Nvidia is beavering away on its next-generation Ampere graphics cards. Slated to debut in the next few weeks, with a release planned in the months to come, it's expected to be an exciting leap in GPU performance over existing RTX Turing graphics cards. These GPUs will be based on 7nm technology and should make huge leaps in the capabilities of not only general 3D rendering, but in ray tracing and DLSS performance.
But that's not all it's working on. It's also laying the groundwork for its next, next-generation GPUs. These cards are codenamed Hopper, and will reportedly take another drop in process size down to 5nm, using Samsung's process node.
This comes from a Chinese publication, via WCCFTech, which claims that Nvidia is not only the largest customer for TSMC's existing 7nm node (despite AMD using it for both its RDNA RX 5000 GPUs and its RX 3000 CPUs), but that it will move on from TSMC with its Hopper cards.

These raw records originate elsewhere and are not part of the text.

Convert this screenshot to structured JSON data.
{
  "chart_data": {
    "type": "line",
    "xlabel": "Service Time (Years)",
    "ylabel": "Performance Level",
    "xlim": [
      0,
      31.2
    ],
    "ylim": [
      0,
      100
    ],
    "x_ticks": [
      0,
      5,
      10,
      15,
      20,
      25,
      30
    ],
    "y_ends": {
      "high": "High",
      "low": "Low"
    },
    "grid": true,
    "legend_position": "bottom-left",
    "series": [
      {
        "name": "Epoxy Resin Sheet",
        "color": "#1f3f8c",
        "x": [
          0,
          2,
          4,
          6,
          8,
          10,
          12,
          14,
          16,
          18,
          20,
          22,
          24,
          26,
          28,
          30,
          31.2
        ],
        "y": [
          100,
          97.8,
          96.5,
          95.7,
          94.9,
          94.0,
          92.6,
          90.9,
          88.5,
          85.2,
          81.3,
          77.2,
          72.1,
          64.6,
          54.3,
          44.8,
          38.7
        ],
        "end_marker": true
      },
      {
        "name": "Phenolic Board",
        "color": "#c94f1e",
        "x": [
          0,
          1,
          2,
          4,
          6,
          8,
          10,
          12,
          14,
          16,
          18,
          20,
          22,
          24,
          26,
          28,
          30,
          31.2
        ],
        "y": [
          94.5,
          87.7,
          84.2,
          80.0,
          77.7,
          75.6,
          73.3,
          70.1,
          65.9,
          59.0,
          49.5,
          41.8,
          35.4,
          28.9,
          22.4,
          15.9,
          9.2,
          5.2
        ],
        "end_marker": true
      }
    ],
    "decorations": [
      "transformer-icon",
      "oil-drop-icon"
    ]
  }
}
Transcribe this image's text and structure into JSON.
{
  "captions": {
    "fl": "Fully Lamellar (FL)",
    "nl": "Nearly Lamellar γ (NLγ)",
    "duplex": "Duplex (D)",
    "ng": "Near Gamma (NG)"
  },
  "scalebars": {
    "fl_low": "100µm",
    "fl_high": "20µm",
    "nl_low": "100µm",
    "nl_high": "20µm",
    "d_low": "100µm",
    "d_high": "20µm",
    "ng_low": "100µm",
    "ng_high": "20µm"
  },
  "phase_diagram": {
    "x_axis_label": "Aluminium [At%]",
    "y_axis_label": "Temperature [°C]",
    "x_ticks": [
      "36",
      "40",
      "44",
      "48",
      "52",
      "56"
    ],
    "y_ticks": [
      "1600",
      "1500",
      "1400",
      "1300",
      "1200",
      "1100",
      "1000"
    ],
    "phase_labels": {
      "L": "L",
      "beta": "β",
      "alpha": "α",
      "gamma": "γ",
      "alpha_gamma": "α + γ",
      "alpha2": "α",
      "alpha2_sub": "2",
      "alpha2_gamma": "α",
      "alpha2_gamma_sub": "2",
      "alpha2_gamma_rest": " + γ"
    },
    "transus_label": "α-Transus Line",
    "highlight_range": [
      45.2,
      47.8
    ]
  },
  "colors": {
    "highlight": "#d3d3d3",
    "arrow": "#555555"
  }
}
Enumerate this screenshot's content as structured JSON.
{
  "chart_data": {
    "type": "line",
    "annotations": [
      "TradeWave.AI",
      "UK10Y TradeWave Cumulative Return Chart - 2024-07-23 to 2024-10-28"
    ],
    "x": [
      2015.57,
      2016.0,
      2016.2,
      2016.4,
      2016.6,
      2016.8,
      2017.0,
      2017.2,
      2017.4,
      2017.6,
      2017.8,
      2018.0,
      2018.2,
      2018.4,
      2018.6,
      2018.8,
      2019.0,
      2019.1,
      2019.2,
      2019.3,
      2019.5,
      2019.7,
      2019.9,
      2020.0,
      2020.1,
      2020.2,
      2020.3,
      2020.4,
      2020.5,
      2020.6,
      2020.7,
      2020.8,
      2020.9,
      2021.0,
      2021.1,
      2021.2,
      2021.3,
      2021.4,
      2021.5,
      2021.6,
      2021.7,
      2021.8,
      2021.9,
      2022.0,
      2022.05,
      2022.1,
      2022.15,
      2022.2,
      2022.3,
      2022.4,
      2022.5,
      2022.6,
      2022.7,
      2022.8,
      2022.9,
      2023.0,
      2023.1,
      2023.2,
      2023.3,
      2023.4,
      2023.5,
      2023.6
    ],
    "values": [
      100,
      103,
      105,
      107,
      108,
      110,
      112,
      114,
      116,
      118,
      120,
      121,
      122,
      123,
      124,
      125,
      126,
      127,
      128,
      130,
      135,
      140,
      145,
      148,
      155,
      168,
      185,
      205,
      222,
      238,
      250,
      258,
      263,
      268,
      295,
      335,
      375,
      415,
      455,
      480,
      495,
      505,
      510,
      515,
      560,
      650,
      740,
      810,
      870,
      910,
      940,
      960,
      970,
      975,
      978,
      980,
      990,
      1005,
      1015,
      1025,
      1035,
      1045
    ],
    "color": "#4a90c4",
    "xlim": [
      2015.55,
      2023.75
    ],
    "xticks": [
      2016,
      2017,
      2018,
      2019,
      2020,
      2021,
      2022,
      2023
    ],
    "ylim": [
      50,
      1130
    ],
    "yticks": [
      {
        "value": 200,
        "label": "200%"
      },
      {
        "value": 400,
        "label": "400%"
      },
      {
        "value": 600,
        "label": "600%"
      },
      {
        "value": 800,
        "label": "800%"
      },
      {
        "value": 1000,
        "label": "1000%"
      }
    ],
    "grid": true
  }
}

This is likely to better compete with AMD's die shrinking plans. Where AMD will move to 7nm+ EUV from TSMC with its RDNA2 cards later in 2020, it will move to TSMC's 5nm node in 2021.
Nvidia, it seems, will be moving to Samsung instead.
That's an intriguing choice, as Samsung's 5nm node is said to be less dense and less efficient than TSMC's. That could mean that AMD retains a performance advantage from the process nodes at least, even if Nvidia is able to match its nm sizing. But architecturally, AMD will need to do something quite special to catch up on the performance front.
Do you think AMD's RDNA2 and 3 architectures can match Nvidia's performance?